Thursday, 11 June 2009: 3:10 PM
Pinnacle BC (Stoweflake Resort and Confernce Center)
This study examines the influence of a horizontal buoyancy gradient on convective and wind-driven turbulence in the surface mixed layer. In the absence of a horizontal buoyancy gradient, surface buoyancy loss results in `upright' convective mixing, while a surface wind stress leads to a turbulent Ekman layer. The scaling of the mixed layer growth rate under each of these forcing types can be formulated in terms of potential vorticity which naturally includes the horizontal buoyancy gradient.

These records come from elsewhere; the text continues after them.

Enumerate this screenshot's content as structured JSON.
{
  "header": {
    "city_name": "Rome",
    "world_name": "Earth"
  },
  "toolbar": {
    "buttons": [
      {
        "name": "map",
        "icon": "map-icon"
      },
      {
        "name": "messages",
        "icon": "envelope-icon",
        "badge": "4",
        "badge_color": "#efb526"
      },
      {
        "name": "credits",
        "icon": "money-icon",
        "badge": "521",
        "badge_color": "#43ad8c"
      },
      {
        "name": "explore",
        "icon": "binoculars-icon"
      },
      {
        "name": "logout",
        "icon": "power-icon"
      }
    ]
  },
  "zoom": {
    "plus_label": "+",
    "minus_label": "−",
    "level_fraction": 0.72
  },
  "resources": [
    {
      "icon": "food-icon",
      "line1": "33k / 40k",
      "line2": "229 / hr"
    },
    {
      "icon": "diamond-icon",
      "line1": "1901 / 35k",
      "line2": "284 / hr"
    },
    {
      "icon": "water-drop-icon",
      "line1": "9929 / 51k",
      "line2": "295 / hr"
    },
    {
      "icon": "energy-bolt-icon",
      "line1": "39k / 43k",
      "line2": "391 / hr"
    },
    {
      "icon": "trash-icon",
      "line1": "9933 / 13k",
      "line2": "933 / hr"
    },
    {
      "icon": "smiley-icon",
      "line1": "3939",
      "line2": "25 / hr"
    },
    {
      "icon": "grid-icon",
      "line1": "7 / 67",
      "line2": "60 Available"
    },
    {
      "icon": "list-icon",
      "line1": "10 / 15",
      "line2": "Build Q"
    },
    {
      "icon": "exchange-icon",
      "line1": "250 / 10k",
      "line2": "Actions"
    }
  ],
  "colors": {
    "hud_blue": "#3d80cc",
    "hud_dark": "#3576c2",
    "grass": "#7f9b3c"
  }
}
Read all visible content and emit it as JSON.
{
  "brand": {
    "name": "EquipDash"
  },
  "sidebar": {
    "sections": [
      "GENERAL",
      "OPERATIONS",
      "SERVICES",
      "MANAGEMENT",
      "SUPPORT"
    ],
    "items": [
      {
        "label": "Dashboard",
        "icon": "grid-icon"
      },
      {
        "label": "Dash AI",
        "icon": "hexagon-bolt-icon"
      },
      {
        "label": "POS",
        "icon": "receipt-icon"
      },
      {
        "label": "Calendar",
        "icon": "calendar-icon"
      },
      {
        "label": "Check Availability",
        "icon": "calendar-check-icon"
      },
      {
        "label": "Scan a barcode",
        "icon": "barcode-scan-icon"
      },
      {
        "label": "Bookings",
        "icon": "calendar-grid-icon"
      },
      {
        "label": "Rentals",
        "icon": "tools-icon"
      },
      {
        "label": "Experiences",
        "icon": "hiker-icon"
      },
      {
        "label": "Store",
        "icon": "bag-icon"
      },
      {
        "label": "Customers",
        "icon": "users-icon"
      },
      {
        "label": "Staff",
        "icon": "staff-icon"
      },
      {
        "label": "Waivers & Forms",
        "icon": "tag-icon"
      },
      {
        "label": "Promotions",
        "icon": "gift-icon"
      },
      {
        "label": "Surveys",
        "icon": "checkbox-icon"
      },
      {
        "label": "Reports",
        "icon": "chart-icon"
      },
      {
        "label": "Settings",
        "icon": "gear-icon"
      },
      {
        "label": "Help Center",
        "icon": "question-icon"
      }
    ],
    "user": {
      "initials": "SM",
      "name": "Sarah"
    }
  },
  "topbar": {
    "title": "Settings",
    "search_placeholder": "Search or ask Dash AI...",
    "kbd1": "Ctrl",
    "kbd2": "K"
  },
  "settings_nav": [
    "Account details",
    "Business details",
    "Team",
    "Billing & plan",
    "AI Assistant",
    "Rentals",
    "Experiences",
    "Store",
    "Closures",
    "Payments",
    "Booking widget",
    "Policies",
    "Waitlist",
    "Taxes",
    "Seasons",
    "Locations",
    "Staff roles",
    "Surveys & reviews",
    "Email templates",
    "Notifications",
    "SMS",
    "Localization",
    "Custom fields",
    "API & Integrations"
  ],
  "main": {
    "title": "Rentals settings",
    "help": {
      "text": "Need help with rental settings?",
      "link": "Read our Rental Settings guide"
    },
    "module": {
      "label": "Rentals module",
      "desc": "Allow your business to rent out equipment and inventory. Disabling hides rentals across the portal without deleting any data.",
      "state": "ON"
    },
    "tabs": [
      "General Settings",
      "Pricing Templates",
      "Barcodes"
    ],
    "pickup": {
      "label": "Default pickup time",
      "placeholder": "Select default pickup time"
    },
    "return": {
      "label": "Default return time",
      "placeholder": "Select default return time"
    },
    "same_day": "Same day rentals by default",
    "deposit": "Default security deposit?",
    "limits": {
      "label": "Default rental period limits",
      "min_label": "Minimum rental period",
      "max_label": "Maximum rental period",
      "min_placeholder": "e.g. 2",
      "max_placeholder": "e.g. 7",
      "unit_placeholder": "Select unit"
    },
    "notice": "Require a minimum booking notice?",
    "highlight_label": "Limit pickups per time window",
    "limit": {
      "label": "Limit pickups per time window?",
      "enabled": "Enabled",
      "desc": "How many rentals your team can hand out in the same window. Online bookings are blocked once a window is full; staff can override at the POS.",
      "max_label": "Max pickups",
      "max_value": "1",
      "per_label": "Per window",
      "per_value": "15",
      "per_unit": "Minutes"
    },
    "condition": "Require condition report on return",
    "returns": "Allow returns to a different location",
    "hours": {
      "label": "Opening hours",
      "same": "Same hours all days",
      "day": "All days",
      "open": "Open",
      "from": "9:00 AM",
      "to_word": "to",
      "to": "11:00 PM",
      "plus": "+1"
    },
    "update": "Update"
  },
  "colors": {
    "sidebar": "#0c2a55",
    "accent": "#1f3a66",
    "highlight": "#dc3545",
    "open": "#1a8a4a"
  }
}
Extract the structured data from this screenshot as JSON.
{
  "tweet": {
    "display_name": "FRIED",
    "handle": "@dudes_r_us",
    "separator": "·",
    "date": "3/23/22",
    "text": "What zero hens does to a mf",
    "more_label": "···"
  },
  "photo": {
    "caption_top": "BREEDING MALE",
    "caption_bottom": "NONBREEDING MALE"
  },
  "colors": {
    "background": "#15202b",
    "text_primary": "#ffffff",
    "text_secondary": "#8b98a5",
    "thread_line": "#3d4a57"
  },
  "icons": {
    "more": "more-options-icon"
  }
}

Numerical simulations in an idealized geometry are used to study this problem and to test the derived scaling law. Starting with a uniformly stratified fluid and an imposed horizontal buoyancy gradient, turbulence is driven by imposing a surface heat loss or a de-stabilizing wind-stress at the upper boundary and a turbulent mixed layer soon develops. Under typical conditions, two dynamical regimes are found in the mixed layer. Upright convection is seen near the surface and at weak fronts where the buoyancy flux is the dominant source of turbulent kinetic energy, while slantwise convection is observed at strong fronts and at the bottom of deep mixed layers. The slantwise convection region is associated with a stable stratification even though the turbulent dissipation rate is large. As a result, this region could be misinterpreted in field data using criteria based on the stability of the vertical stratification and shear. Since we have found that the turbulent fluxes of buoyancy and passive scalars are significantly modified at mixed layer fronts, describing the influence of the horizontal buoyancy gradient is an important step in developing more accurate models of the mixed layer.